C'était une partition bien réglée. Ceux qui devaient s'indigner se sont
indignés ; ceux qui devaient disculper le mis en cause l'ont fait, y compris la
Licra étonnamment prompte à classer l'affaire tandis que ceux qui devaient
logiquement chercher à profiter de la polémique ne se sont pas gênés à
commencer par le Conseil français du culte musulman (CFCM), toujours à l'affût
pour faire croire qu'il représente quelque chose sur l'échiquier politique
français, et qui s'est fait une publicité bienvenue en invitant Hortefeux à un
iftar (voilà un mot qui commence à faire son bonhomme de chemin dans le langage
courant).
Non, le plus important dans l'affaire
Hortefeux, ce sont les propos qui ont amené les siens. Qu'entend-on dans la
vidéo en question ? Il y a d'abord une voix d'homme qui s'adresse au fameux
Amine (mais pourquoi avoir ajouté un e à son prénom ?) en le présentant de la
sorte : «C'est l'intégration ça, c'est l'intégration ça...». Vient ensuite une
voix féminine qui présente le dit Amine à Hortefeux en disant : «il est comme
nous... il est comme nous... il mange le cochon et il boit de la bière...» Et
c'est là qu'Hortefeux se laisse aller en lançant «il ne correspond pas du tout
au prototype, alors...»
Manger «le» cochon et boire de la bière ?
Est-ce là le prototype du vrai français ? Le modèle qui peut servir de
référence calibrée pour le ministère en charge de l'identité nationale ?
Doit-on en conclure qu'on est un mauvais ou un faux français si on ne mange pas
de porc et si on ne boit pas de bière ? Je connais des dizaines de
Franco-Maghrébins qui n'ont aucun problème pour taquiner toutes sortes de
bouteilles mais qui n'accepteront jamais de goûter le moindre morceau de
charcuterie. Sont-ils eux aussi à mettre dans le lot de ceux qui ne
correspondent pas au prototype ? Manger du porc, c'est ça s'intégrer ? Est-ce
pour cela qu'une association avait tenté il y a quelques années de distribuer
de la «soupe au cochon» avant d'être rappelée à l'ordre par le Conseil d'Etat ?

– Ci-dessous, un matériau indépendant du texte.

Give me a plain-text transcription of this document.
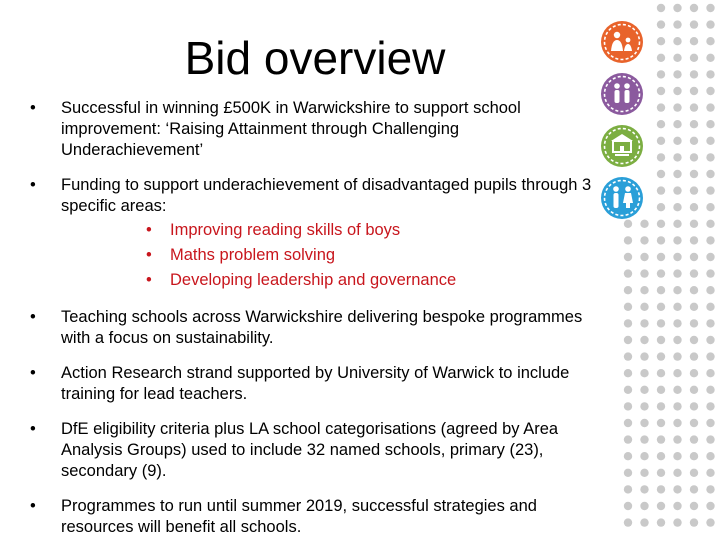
Bid overview
• Successful in winning £500K in Warwickshire to support school improvement: ‘Raising Attainment through Challenging Underachievement’
• Funding to support underachievement of disadvantaged pupils through 3 specific areas:
• Improving reading skills of boys
• Maths problem solving
• Developing leadership and governance
• Teaching schools across Warwickshire delivering bespoke programmes with a focus on sustainability.
• Action Research strand supported by University of Warwick to include training for lead teachers.
• DfE eligibility criteria plus LA school categorisations (agreed by Area Analysis Groups) used to include 32 named schools, primary (23), secondary (9).
• Programmes to run until summer 2019, successful strategies and resources will benefit all schools.
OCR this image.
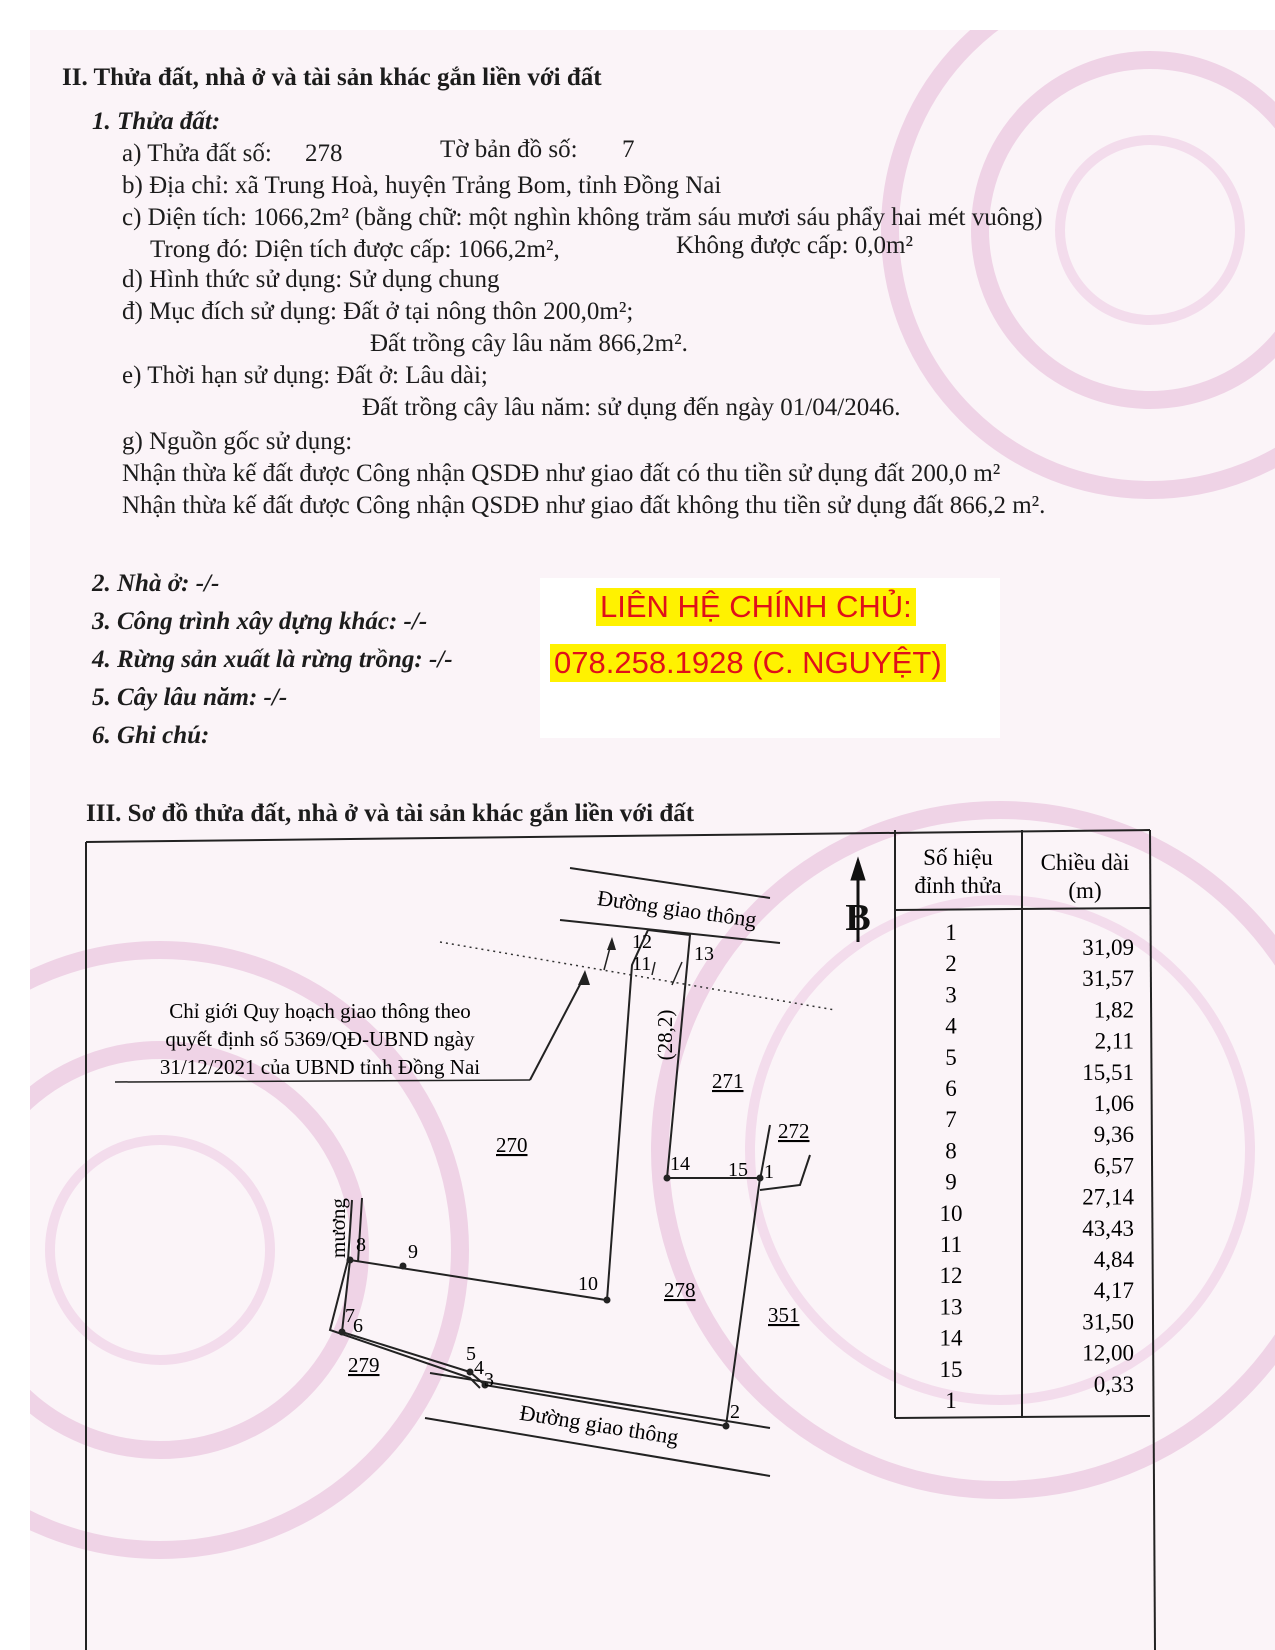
II. Thửa đất, nhà ở và tài sản khác gắn liền với đất
1. Thửa đất:
a) Thửa đất số: 278	Tờ bản đồ số: 7
b) Địa chỉ: xã Trung Hoà, huyện Trảng Bom, tỉnh Đồng Nai
c) Diện tích: 1066,2m² (bằng chữ: một nghìn không trăm sáu mươi sáu phẩy hai mét vuông)
Trong đó: Diện tích được cấp: 1066,2m²,	Không được cấp: 0,0m²
d) Hình thức sử dụng: Sử dụng chung
đ) Mục đích sử dụng: Đất ở tại nông thôn 200,0m²;
Đất trồng cây lâu năm 866,2m².
e) Thời hạn sử dụng: Đất ở: Lâu dài;
Đất trồng cây lâu năm: sử dụng đến ngày 01/04/2046.
g) Nguồn gốc sử dụng:
Nhận thừa kế đất được Công nhận QSDĐ như giao đất có thu tiền sử dụng đất 200,0 m²
Nhận thừa kế đất được Công nhận QSDĐ như giao đất không thu tiền sử dụng đất 866,2 m².
2. Nhà ở: -/-
3. Công trình xây dựng khác: -/-
4. Rừng sản xuất là rừng trồng: -/-
5. Cây lâu năm: -/-
6. Ghi chú:
LIÊN HỆ CHÍNH CHỦ:
078.258.1928 (C. NGUYỆT)
III. Sơ đồ thửa đất, nhà ở và tài sản khác gắn liền với đất
Số hiệu
đỉnh thửa
Chiều dài
(m)
1
31,09
2
31,57
3
1,82
4
2,11
5
15,51
6
1,06
7
9,36
8
6,57
9
27,14
10
43,43
11
4,84
12
4,17
13
31,50
14
12,00
15
0,33
1
B
Đường giao thông
Đường giao thông
Chỉ giới Quy hoạch giao thông theo
quyết định số 5369/QĐ-UBND ngày
31/12/2021 của UBND tỉnh Đồng Nai
mương
(28,2)
270
271
272
278
279
351
1
2
3
4
5
6
7
8 9
10
11
12
13
14 15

Je me suis retrouvé un jour à un dîner où
tout n'était que charcuterie. Impossible de ruser. J'avais le choix entre me
taire ou me distinguer en demandant un oeuf au plat. J'ai préféré ne rien dire.
Par la suite, j'ai appris à faire en sorte que cette question du porc ne
devienne pas une gêne pour moi comme pour les autres. Au travail, quelques mots
discrètement glissés au cuisinier qui préparait les repas pour les séances de
brainstorming ont suffi pour avoir un plat sans porc. Une invitation à dîner ?
Il suffit de l'accepter en rappelant, l'air de rien, que walou cochon. C'est
toute une manière de vivre avec les autres sans pour autant adopter d'attitude
ostentatoire ou véhémente. Bien sûr, il arrive parfois qu'au restaurant, les
haricots verts accompagnant l'entrecôte soient ficelés avec du lard. On peut
alors héler le serveur ou les mettre de côté en dominant son haut-le-coeur...
«Tu sais que tout est bon dans le cochon ?».
Que de fois ai-je entendu cette phrase prononcée sur le ton du gentil reproche.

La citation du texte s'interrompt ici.